Au regard du manque de respect patent, découlant de l’insulte en cause, envers le personnel, de l’absence de regrets et de remise en question, des antécédents du recourant, ainsi que de l’arrêt cité ci-dessus relativement à un cas comparable, un arrêt d’un jour apparaît compatible avec le principe de la proportionnalité.

La décision querellée est donc conforme au droit.

6. Quant aux conclusions du recourant tendant à l’allocation d’une indemnité pour ce motif comme pour le motif de l’illégalité invoquée de la décision du
28 août 2015, outre qu’elles sont tardives pour avoir été formulées nouvellement dans la réplique, après l’acte de recours et donc en tout état de cause hors du délai légal de trente jours (ATA/972/2015 précité consid. 5 et les arrêts cités), ne sont pas de la compétence de la chambre administrative. En effet, une éventuelle indemnisation peut être fondée sur la loi sur la responsabilité de l’État et des communes du 24 février 1989 (LREC - A 2 40 ; ATA/972/2015 précité consid. 5 et les arrêts cités), pour laquelle le Tribunal de première instance est compétent (art. 7 al. 1 LREC). Partant, ces conclusions sont irrecevables.

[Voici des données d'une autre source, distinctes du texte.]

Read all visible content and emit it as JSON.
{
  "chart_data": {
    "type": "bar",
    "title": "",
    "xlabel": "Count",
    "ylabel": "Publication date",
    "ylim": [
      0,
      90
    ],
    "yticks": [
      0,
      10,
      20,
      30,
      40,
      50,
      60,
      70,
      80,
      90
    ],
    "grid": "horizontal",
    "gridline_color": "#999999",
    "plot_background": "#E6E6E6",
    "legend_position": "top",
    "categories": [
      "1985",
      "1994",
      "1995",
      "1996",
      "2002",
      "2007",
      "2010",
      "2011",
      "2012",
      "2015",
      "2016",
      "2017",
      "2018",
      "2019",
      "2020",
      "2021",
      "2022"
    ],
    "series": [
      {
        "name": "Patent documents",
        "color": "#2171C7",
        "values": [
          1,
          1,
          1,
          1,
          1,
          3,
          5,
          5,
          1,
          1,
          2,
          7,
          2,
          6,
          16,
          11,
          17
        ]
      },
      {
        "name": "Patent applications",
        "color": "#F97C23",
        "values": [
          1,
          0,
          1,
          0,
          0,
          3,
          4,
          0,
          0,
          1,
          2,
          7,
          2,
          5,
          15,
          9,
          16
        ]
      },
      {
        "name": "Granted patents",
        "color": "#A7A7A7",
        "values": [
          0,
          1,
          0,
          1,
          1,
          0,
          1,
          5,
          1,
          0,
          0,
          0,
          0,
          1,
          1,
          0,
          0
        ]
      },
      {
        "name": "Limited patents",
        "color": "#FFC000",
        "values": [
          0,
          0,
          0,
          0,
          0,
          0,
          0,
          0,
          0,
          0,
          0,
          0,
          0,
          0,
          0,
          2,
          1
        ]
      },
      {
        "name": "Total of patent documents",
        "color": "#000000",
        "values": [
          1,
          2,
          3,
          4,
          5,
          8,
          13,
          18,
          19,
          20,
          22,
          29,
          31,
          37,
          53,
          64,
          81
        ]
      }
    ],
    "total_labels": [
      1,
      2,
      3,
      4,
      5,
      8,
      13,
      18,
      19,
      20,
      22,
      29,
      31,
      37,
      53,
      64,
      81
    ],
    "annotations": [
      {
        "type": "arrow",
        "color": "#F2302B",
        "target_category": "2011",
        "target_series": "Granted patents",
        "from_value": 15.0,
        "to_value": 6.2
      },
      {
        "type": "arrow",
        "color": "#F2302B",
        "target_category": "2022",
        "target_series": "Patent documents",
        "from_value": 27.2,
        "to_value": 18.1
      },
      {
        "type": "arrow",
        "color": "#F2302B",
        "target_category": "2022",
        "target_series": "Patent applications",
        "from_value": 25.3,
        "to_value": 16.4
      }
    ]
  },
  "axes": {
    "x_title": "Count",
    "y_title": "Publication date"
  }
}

Vu ce qui précède, le recours sera rejeté, en tant qu’il est recevable.

7. Vu la nature du litige, aucun émolument ne sera perçu (art. 87 al. 1 LPA ; art. 12 al. 1 du règlement sur les frais, émoluments et indemnités en procédure administrative du 30 juillet 1986 - RFPA - E 5 10.03), et aucune indemnité de procédure allouée (art. 87 al. 2 LPA).

 

* * * * *

PAR CES MOTIFS
LA CHAMBRE ADMINISTRATIVE

rejette, en tant qu’il est recevable, le recours interjeté le 1er septembre 2015 par M. A______ contre la décision de l’établissement de B______ du
28 août 2015 ;

dit qu’il n’est pas perçu d’émolument, ni alloué d’indemnité de procédure ;

dit que conformément aux art. 78 et ss de la loi fédérale sur le Tribunal fédéral du
17 juin 2005 (LTF - RS 173.110), le présent arrêt peut être porté dans les trente jours qui suivent sa notification par-devant le Tribunal fédéral, par la voie du recours en matière pénale ; le mémoire de recours doit indiquer les conclusions, motifs et moyens de preuve et porter la signature du recourant ou de son mandataire ; il doit être adressé au Tribunal fédéral, 1000 Lausanne 14, par voie postale ou par voie électronique aux conditions de l’art. 42 LTF. Le présent arrêt et les pièces en possession du recourant, invoquées comme moyens de preuve, doivent être joints à l’envoi ;

communique le présent arrêt à Madame Chrystel Nabor, curatrice de M. A______, à l’office cantonal de la détention, à l’établissement de B______, ainsi qu’à M. A______, pour information.

Siégeants : M. Thélin, président, Mme Payot Zen-Ruffinen, M. Pagan, juges.

 

Au nom de la chambre administrative :

le greffier-juriste :

 

 

M. Mazza

 

 

le président siégeant :

 

 

Ph. Thélin

 

 

 

Copie conforme de cet arrêt a été communiquée aux parties.